Leverage AI in daily tasks: This isn't optional. Using AI tools like Copilot, ChatGPT, or Claude is now table stakes. But more importantly, it's about developing a taste for when to delegate to AI and when not to.
Measure everything in outcomes, not inputs: The old metric was hours coded or features shipped. The new metric is: Did you solve the problem? Did you create value? AI makes this shift mandatory because inputs (lines of code, time spent) are becoming less meaningful.
Amplification: Operating at Scale
This is where you multiply your impact by treating AI as a force multiplier, not a replacement.
Become an AI architect and solution engineer: The skill isn't just using AI tools. It's understanding how to compose them, when to use which model, and how to design systems that incorporate AI thoughtfully.
Build your personal agentic ecosystem: Set up AI agents that handle your repetitive work. Create systems where AI acts as your research assistant, code reviewer, or documentation writer. The goal is to operate at a higher level of abstraction.
Prioritize mental health strategy: Here's the paradox: AI lets you do 10x more, but your human need for rest hasn't changed. The gap between what you can do and what's sustainable is wider than ever. Burnout is a feature, not a bug, of AI-amplified productivity unless you actively design against it.

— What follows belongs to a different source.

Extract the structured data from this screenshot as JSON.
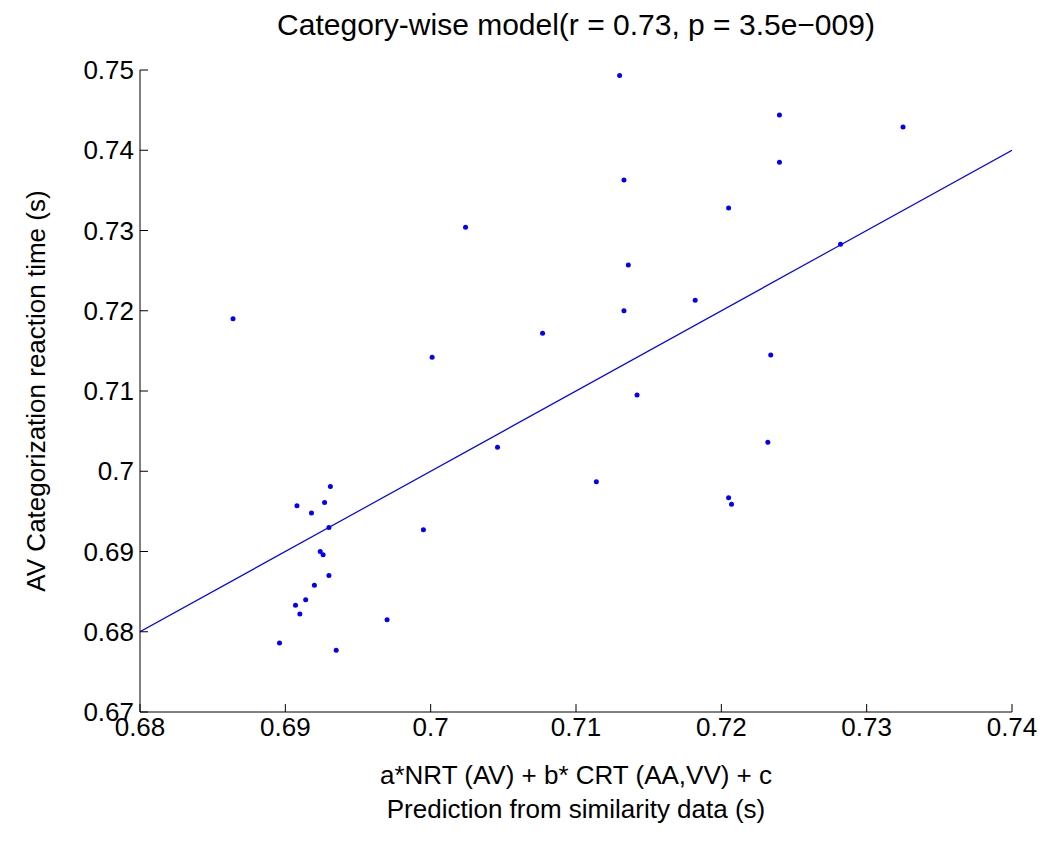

Practice communication relentlessly: As execution becomes cheaper, communication becomes more valuable. Can you explain complex technical decisions? Can you translate between technical and business stakeholders? Can you tell a story about why something matters? These skills separate good builders from great ones.
Influence: Shaping Direction
At this level, you're not just building with AI. You're helping determine what should be built and why.

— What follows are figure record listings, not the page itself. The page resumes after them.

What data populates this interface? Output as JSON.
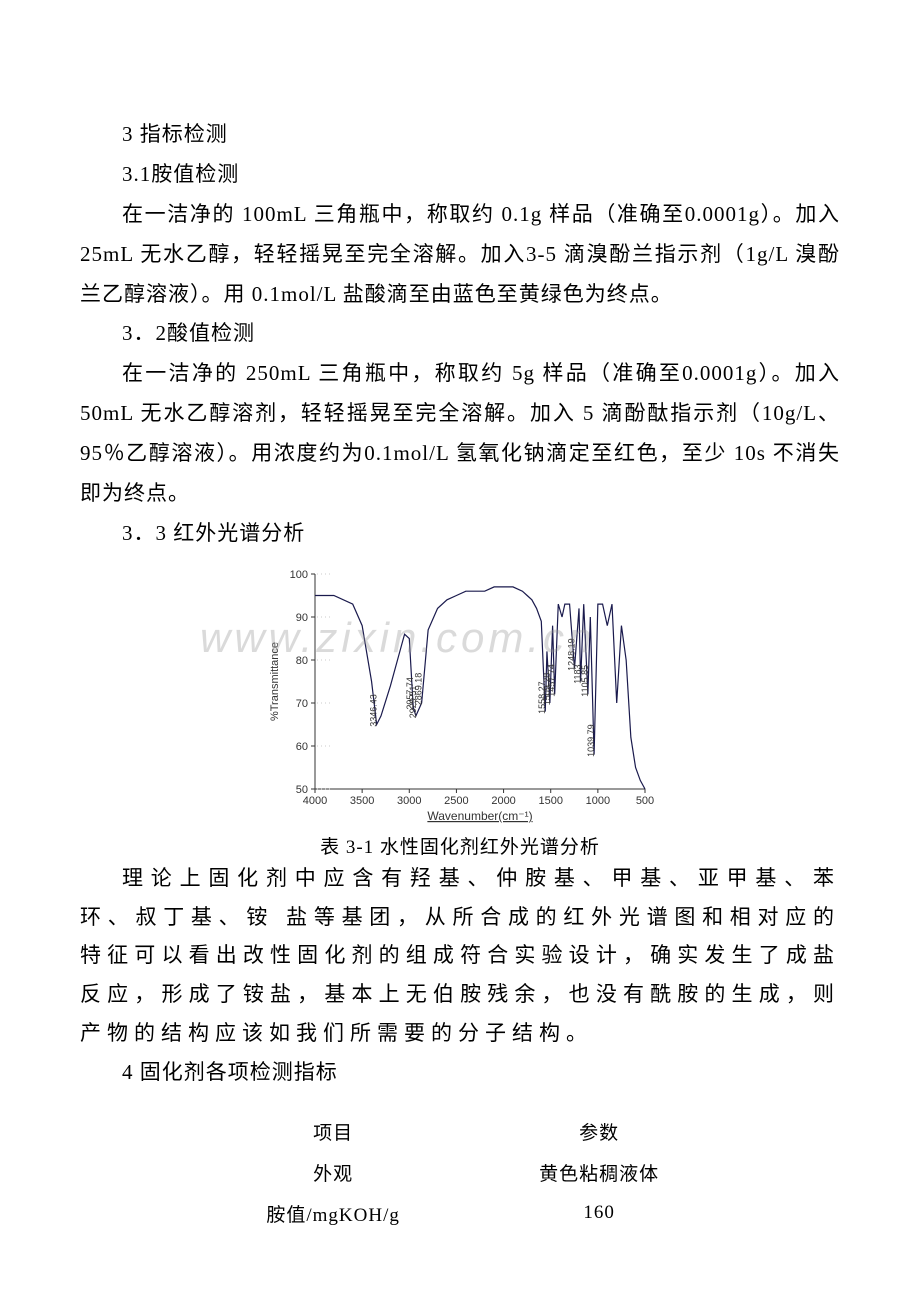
{
  "sec3": {
    "heading": "3 指标检测"
  },
  "sec31": {
    "heading": "3.1胺值检测",
    "body": "在一洁净的 100mL 三角瓶中，称取约 0.1g 样品（准确至0.0001g）。加入 25mL 无水乙醇，轻轻摇晃至完全溶解。加入3-5 滴溴酚兰指示剂（1g/L 溴酚兰乙醇溶液）。用 0.1mol/L 盐酸滴至由蓝色至黄绿色为终点。"
  },
  "sec32": {
    "heading": "3．2酸值检测",
    "body": "在一洁净的 250mL 三角瓶中，称取约 5g 样品（准确至0.0001g）。加入 50mL 无水乙醇溶剂，轻轻摇晃至完全溶解。加入 5 滴酚酞指示剂（10g/L、95％乙醇溶液）。用浓度约为0.1mol/L 氢氧化钠滴定至红色，至少 10s 不消失即为终点。"
  },
  "sec33": {
    "heading": "3．3 红外光谱分析"
  },
  "ir_chart": {
    "type": "line",
    "ylabel": "%Transmittance",
    "xlabel": "Wavenumber(cm⁻¹)",
    "xlim_left": 4000,
    "xlim_right": 500,
    "xticks": [
      4000,
      3500,
      3000,
      2500,
      2000,
      1500,
      1000,
      500
    ],
    "ylim": [
      50,
      100
    ],
    "yticks": [
      50,
      60,
      70,
      80,
      90,
      100
    ],
    "peak_labels": [
      "3346.43",
      "2957.74",
      "2929.51",
      "2869.18",
      "1558.27",
      "1509.28",
      "1457.74",
      "1248.19",
      "1183",
      "1105.85",
      "1039.79"
    ],
    "line_color": "#1a1a4d",
    "axis_color": "#333333",
    "background": "#ffffff",
    "line_width": 1.2,
    "data_x": [
      4000,
      3800,
      3600,
      3500,
      3400,
      3346,
      3300,
      3200,
      3100,
      3050,
      3000,
      2958,
      2930,
      2869,
      2800,
      2700,
      2600,
      2500,
      2400,
      2300,
      2200,
      2100,
      2000,
      1900,
      1800,
      1750,
      1700,
      1650,
      1600,
      1558,
      1540,
      1509,
      1480,
      1458,
      1420,
      1380,
      1350,
      1300,
      1248,
      1200,
      1183,
      1150,
      1106,
      1080,
      1040,
      1000,
      950,
      900,
      850,
      800,
      750,
      700,
      650,
      600,
      550,
      500
    ],
    "data_y": [
      95,
      95,
      93,
      88,
      75,
      65,
      67,
      74,
      82,
      86,
      85,
      69,
      67,
      70,
      87,
      92,
      94,
      95,
      96,
      96,
      96,
      97,
      97,
      97,
      96,
      95,
      94,
      92,
      89,
      68,
      82,
      70,
      88,
      72,
      93,
      90,
      93,
      93,
      78,
      92,
      75,
      93,
      72,
      90,
      58,
      93,
      93,
      88,
      93,
      70,
      88,
      80,
      62,
      55,
      52,
      50
    ]
  },
  "chart_caption": "表 3-1 水性固化剂红外光谱分析",
  "analysis": "理论上固化剂中应含有羟基、仲胺基、甲基、亚甲基、苯环、叔丁基、铵 盐等基团，从所合成的红外光谱图和相对应的特征可以看出改性固化剂的组成符合实验设计，确实发生了成盐反应，形成了铵盐，基本上无伯胺残余，也没有酰胺的生成，则产物的结构应该如我们所需要的分子结构。",
  "sec4": {
    "heading": "4 固化剂各项检测指标"
  },
  "table": {
    "rows": [
      [
        "项目",
        "参数"
      ],
      [
        "外观",
        "黄色粘稠液体"
      ],
      [
        "胺值/mgKOH/g",
        "160"
      ]
    ]
  },
  "watermark": "www.zixin.com.cn"
}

Practice deep research and ideation: AI lowers the cost of execution dramatically, which means the bottleneck shifts entirely to vision. What problems are worth solving? What solutions would actually matter? Spending time in deep research and ideation becomes your highest-leverage activity.

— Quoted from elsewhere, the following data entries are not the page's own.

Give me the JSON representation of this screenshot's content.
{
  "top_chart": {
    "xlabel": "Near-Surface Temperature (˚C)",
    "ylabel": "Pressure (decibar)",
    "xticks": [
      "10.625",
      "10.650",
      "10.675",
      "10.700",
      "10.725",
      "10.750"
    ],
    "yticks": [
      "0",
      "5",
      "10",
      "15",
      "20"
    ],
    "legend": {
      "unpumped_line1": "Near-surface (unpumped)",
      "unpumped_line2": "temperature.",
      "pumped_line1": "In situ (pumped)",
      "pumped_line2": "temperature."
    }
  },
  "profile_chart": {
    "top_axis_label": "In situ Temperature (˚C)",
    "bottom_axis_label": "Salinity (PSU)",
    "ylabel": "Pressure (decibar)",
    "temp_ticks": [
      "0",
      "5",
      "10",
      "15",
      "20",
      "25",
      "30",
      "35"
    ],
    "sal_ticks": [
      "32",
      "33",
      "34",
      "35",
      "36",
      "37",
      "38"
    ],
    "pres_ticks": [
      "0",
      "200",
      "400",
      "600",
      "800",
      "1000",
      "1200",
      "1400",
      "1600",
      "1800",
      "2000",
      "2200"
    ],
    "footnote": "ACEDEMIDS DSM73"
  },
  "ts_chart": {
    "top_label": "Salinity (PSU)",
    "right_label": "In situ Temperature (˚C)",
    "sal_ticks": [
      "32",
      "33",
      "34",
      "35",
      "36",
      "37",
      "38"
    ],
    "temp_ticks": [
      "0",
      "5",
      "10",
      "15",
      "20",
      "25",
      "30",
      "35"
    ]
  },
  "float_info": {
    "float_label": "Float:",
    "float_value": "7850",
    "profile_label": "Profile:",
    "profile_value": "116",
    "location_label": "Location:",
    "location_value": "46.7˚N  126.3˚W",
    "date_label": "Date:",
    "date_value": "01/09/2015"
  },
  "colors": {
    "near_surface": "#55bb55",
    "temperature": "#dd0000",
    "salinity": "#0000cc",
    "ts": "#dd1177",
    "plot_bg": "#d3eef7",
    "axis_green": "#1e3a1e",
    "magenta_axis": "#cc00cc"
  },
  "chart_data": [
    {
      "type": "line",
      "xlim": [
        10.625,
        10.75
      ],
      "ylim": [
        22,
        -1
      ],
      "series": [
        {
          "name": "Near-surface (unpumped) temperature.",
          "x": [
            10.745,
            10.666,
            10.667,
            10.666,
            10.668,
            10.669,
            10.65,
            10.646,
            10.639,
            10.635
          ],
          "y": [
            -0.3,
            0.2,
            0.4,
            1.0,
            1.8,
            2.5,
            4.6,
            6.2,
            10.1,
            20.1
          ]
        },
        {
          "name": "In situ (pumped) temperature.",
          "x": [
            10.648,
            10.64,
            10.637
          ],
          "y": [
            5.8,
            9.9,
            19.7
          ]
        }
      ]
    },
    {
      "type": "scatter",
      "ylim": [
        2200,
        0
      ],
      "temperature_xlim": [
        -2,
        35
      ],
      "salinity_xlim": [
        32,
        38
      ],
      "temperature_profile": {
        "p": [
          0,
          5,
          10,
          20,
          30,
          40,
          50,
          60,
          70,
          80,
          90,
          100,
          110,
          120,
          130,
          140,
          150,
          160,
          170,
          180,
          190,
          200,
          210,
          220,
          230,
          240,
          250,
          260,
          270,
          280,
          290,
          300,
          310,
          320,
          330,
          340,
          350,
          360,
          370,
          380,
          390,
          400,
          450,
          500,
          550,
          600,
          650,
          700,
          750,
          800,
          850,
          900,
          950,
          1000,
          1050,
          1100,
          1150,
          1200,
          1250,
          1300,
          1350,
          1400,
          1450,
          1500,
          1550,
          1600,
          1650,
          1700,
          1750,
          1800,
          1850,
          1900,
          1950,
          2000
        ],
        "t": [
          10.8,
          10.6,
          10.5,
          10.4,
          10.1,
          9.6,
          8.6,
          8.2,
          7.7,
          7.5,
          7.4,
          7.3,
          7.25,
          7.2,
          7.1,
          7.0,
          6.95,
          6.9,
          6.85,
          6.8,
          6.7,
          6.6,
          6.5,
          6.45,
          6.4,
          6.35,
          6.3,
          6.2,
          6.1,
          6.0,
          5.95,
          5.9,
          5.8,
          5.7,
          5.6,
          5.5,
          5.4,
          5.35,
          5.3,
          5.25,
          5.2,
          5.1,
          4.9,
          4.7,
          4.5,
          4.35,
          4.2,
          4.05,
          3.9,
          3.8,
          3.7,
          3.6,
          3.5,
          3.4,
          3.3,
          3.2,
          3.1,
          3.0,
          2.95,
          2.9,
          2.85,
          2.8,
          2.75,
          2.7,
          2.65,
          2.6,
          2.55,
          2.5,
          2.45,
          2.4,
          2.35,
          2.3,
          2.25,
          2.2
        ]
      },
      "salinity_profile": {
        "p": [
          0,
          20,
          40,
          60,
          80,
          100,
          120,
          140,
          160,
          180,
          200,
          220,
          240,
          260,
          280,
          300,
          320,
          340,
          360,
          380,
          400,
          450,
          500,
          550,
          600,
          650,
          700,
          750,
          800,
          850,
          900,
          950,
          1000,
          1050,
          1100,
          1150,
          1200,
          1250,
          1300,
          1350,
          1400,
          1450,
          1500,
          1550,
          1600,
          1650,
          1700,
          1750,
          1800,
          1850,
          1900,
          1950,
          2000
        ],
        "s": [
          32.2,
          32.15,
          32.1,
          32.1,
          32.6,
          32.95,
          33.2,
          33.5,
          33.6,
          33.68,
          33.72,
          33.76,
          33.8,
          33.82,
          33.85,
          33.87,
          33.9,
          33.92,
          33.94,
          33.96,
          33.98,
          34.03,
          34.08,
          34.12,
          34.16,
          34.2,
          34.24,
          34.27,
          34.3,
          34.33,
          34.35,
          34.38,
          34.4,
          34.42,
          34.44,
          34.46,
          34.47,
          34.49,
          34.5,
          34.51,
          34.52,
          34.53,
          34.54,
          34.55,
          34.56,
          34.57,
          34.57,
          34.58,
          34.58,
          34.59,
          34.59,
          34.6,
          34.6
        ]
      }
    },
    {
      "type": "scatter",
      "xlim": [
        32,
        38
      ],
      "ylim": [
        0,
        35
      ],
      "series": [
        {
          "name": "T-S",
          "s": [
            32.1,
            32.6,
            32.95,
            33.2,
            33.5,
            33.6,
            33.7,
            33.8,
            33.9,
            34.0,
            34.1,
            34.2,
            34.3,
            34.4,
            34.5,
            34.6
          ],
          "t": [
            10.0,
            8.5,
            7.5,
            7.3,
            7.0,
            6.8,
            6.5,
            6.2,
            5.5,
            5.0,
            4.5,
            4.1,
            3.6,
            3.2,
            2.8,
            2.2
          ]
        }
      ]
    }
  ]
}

Build an application-based learning ecosystem: The pace of change means you can't rely on knowledge that's 6 months old. Create systems for rapid learning: read research papers, build toy projects immediately, and share what you learn. The loop needs to be tight. Learn fast, apply fast, iterate.
Develop your personal brand and indisputable expertise: As AI commoditizes execution, your reputation and judgment become your moat. This doesn't mean becoming an influencer. It means building a track record of good decisions, clear thinking, and valuable insights that people trust.
Cultivate high judgment and intuitive decision-making: With AI, you can explore 100 solution paths quickly. But choosing the right path? That requires taste, intuition, and the pattern recognition that comes from deep experience. This is the skill that won't be automated away.
So what's next?
The honest answer is that nobody knows exactly how this plays out. We're all figuring it out in real-time. But I think there are a few principles worth holding onto:
AI amplifies what you care about. If you care about solving real problems, AI makes you more effective. If you're just going through the motions, AI will make that more obvious too.
The loop still matters. AI changes the "manifest" step dramatically, but your ability to see problems worth solving, imagine elegant solutions, and measure real impact? That's still profoundly human.
Meaning comes from agency, not activity. It's not about how much you personally type or how many lines of code you write. It's about whether you're making meaningful choices, exercising judgment, and steering toward outcomes that matter.
This framework isn't meant to be prescriptive. Your path will be different from mine. But I hope it provides some scaffolding for thinking about your own evolution.
IMO, the builders who thrive in the AI age won't be the ones who resist it or the ones who blindly embrace it. They'll be the ones who stay grounded in their values, amplify their impact thoughtfully, and help shape the direction we're all heading.